Insomma, non si deve credere che fosse unicamente dedito al suo lavoro di studioso e di scrittore. Gli piaceva anche fare il perdigiorno, «uccellare» con le donne e «ingaglioffirsi» con gli uomini. Questi due verbi facevano parte del suo modo di parlare.

Ecco qui di seguito una giornata del Machiavelli raccontata da lui medesimo in una lettera inviata a Francesco Vettori, ambasciatore fiorentino presso la Santa Sede:

Partitomi del bosco, io me ne vo a una fonte, et di quivi in un mio uccellare. Ho un libro sotto, o Dante, o Petrarca, o un di questi poeti minori, come Tibullo, Ovvidio et simili; leggo quelle loro amorose passioni et quelli loro amori… Transferiscomi poi in su la strada nell’hosteria, parlo con quelli che passono, domando delle nuove de’ paesi loro… Vienne in questo mentre l’hora del desinare… Mangiato che ho, ritorno nell’hosteria: quivi è l’hoste, per l’ordinario, un beccaio, un mugniaio, dua fornaciai. Con questi io mi ingaglioffo per tutto il dì giocando a criccha, a triche-tach.

E finisce dicendo:

Venuta poi la sera, torno in casa et entro nel mio scrittoio; et in su l’uscio mi spoglio quella veste cotidiana, piena di fango et di loto... e non sento per quattro hore di tempo alcuna noia, sdimentico ogni affanno, non temo la povertà, non mi sbigottisce la morte.

Fondamentale, però, per il Machiavelli l’incontro con Cesare Borgia. E qui occorre riepilogare vita morte e miracoli di una delle famiglie più rappresentative del nostro Rinascimento.

Cominciamo con il bisnonno: Alonso Borja, in arte Callisto III. Il suo papato durò appena tre anni, sufficienti, però, per nominare come suo successore il nipote Rodrigo, ovvero il famoso Alessandro VI. Ebbene, se si facesse una gara fra tutti i Papi per stabilire chi è stato il più dissoluto non ci sarebbero dubbi: vincerebbe Alessandro a mani basse. Appena eletto Papa, sfruttò il soglio per sistemare i suoi quattro figlioli, Giovanni, Cesare, Lucrezia e Gioffredo, tutti avuti da donne diverse.

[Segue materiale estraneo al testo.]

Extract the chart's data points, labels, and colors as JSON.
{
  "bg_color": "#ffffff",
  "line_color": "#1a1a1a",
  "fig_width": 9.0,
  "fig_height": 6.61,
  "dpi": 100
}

Quindi si costruì un harem su misura, nel quale sembra figurasse anche la figlia Lucrezia. «Questo uomo» si diceva di lui «ha nel medesimo tempo un grande talento e un’altrettanta grande cattiveria: è come una spada nelle mani di un pazzo.»

Lucrezia, a sua volta, sempre per ragioni di potere, fece fuori uno dopo l’altro tre mariti, il secondo dei quali soffocato con un cuscino mentre stava dormendo. Bella e affascinante come nessun’altra donna di quel periodo, era quanto di più pericoloso si possa immaginare. Andarci a letto significava volersi suicidare. E anche lei, salute a noi, scese nella tomba a soli trentanove anni.

Non parliamo poi del giovane Cesare, il famigerato duca Valentino. Nel giro di pochissimi anni tutti quelli che ebbero la sfortuna d’incontrarlo fecero una brutta fine. Cito a memoria, così come mi vengono in mente, i principi di Forlì e di Imola, Vitellozzo Vitelli, Pandolfo Malatesta, Astorre Manfredi, Oliverotto da Fermo, Paolo e Francesco Orsini, Guidobaldo da Montefeltro e tanti altri che al momento mi sfuggono. Chi ucciso in battaglia, chi annegato nel Tevere, chi a casa sua, chi strangolato da un sicario e chi avvelenato mentre stava celebrando la propria festa di compleanno. Nessuno, dico nessuno, che sia riuscito a raggiungere la vecchiaia.

Ebbene, cosa ne pensò Machiavelli di un individuo simile? Niente di male per carità. Quel modo di agire, a suo giudizio, era l’unico in grado di mettere in piedi uno Stato sovrano in Italia. «Tanto è vero» precisò «che ha unito la Romagna facendola diventare un paese tranquillo che ora vive in santa pace.» Non è così importante, aggiungeva, che il Principe sia leale, magnanimo e rispettoso della religione, ma che tale appaia agli occhi dei sudditi. Come dire che «il fine giustifica i mezzi». Anche se, a quanto pare, questa frase il Machiavelli non l’ha mai pronunciata: gli fu solo attribuita da un gesuita del Settecento in segno di disprezzo. Certo è che quando fu istituito l’Indice dei libri proibiti, il suo Principe figurò in cima alla lista, come opera, secondo un cardinale, scritta con il «dito del diavolo».

1 Niccolò Machiavelli, Il Principe, cap. XVIII.

2 Per saperne di più, si consiglia di leggere il saggio di Lucio Villari intitolato Niccolò Machiavelli, Piemme.